RECENSIONE FILM a cura di Cinematografo.it
01 dicembre 2010
Les hommes debout
Le fabbriche e i lavoratori algerini di Lione nel bel documentario di Gravayat. In competizione a Torino 28
Jérémy Gravayat è un autore di grande sensibilità , che ha lavorato per anni accanto a Dominique Dubosc (Palestine Palestine, 2002). Questo documentario, così distante da quanto visto sino ad ora al festival, è incentrato sul lavoro, sulle fabbriche, sulle speranze di diverse generazioni d'immigrati algerini a Lione, sulla speranza di poter migliorare le proprie condizioni di vita.
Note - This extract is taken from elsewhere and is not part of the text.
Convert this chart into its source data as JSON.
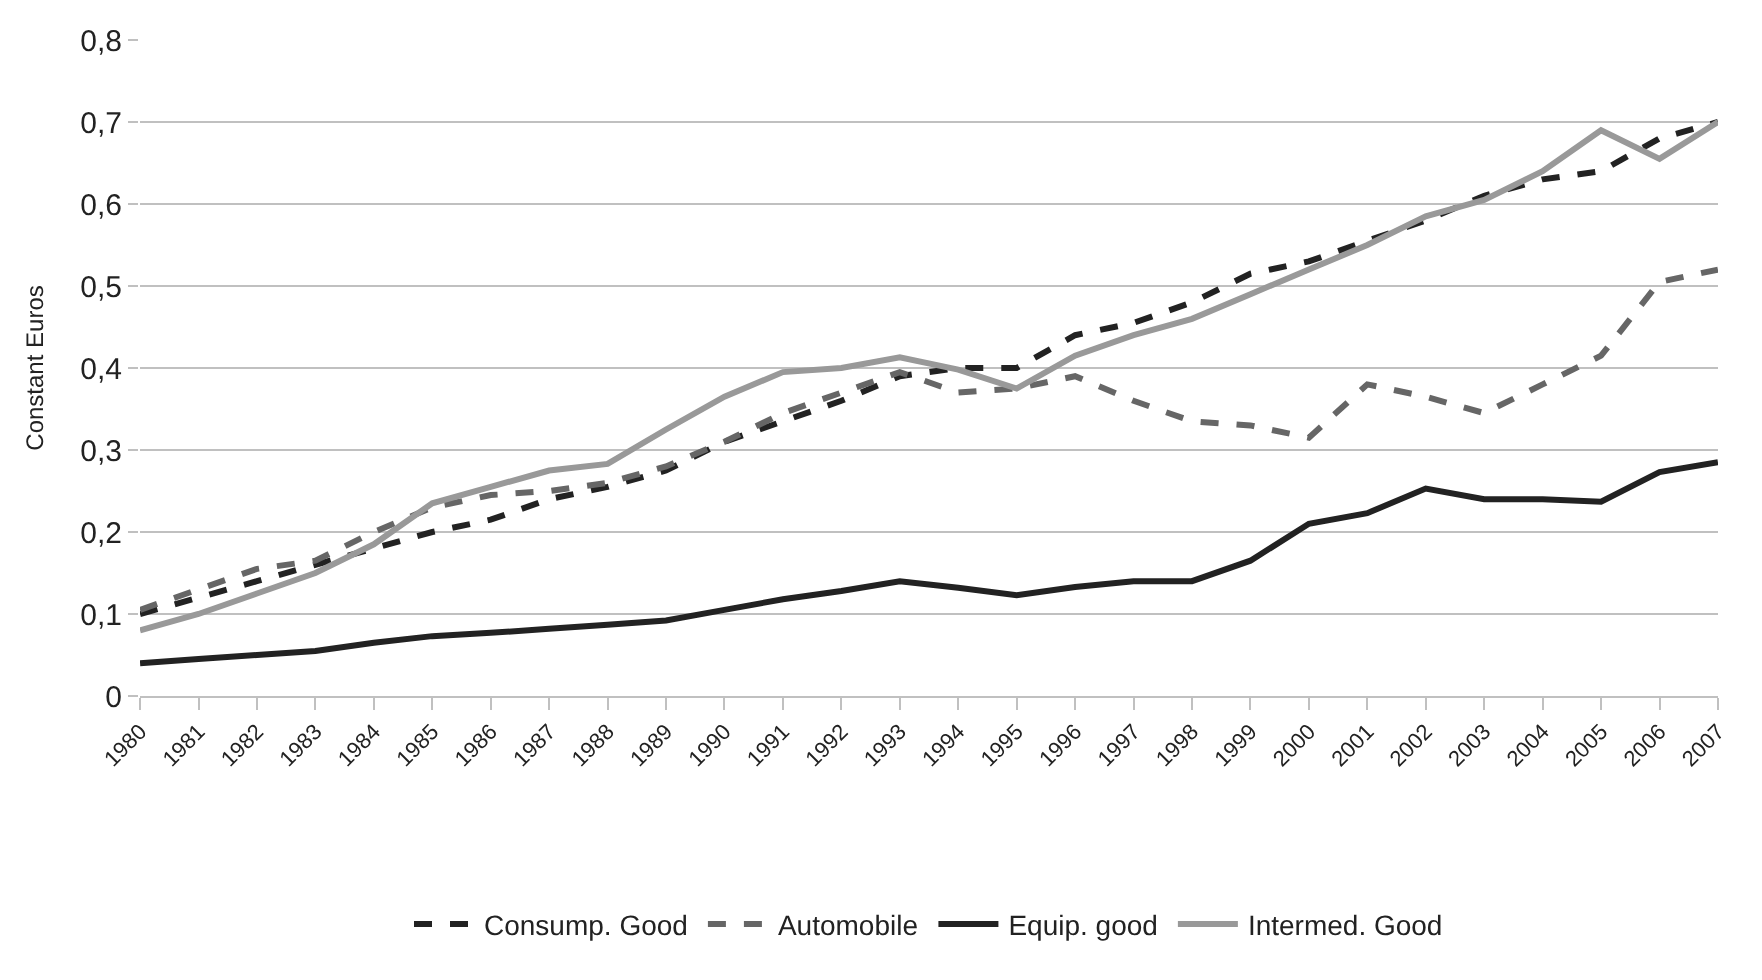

Interessante è la riflessione di Gravayat sulle fabbriche: inizialmente ambienti lavorativi, poi rifugi per senza tetto, infine carcasse di ferro e cemento da demolire per costruire su quelle ceneri qualcosa di nuovo. L'avvio è toccante: in un silenzio irreale, rotto solo da una voce fuori campo, ci viene raccontata per capitoli la vita di un uomo, paradigma di tante altre. I sogni e le proibizioni dell'infanzia, l'acquisizione del diritto di decidere per se stessi, il lavoro che nobilita e dà il pane, il primo innamoramento e il matrimonio, la consapevolezza di aver mutato, in meglio, la propria esistenza. Il bianco e nero confonde e mescola volutamente il passato e il presente e da subito si ha chiaro che il protagonista di questa storia non ha una sola faccia. Seguiamo dei personaggi e le loro vicissitudini, ma sono solo delle comparse nella ruota della vita, costrette a iniziare da capo ad ogni nuovo giro. Perché come dice a chiusura di film il ragazzo scelto a rappresentare con la sua tristezza un'intera popolazione, "è sempre la stessa storia. Noi sogniamo per voi".L'unica colpa che riusciamo a trovare al film di Gravayat è la mancanza di tempismo: aver partecipato al TFF dopo la vittoria dell'anno scorso de La bocca del lupo rende difficile una menzione quest'anno. Troppi infatti i punti di contatto tra le due opere (la forma del finto documentario, il bianco e nero sporco, la voce narrante del protagonista, la tendenza a realizzare una poesia in immagini). Ma Les hommes debout merita senza alcun dubbio un riconoscimento.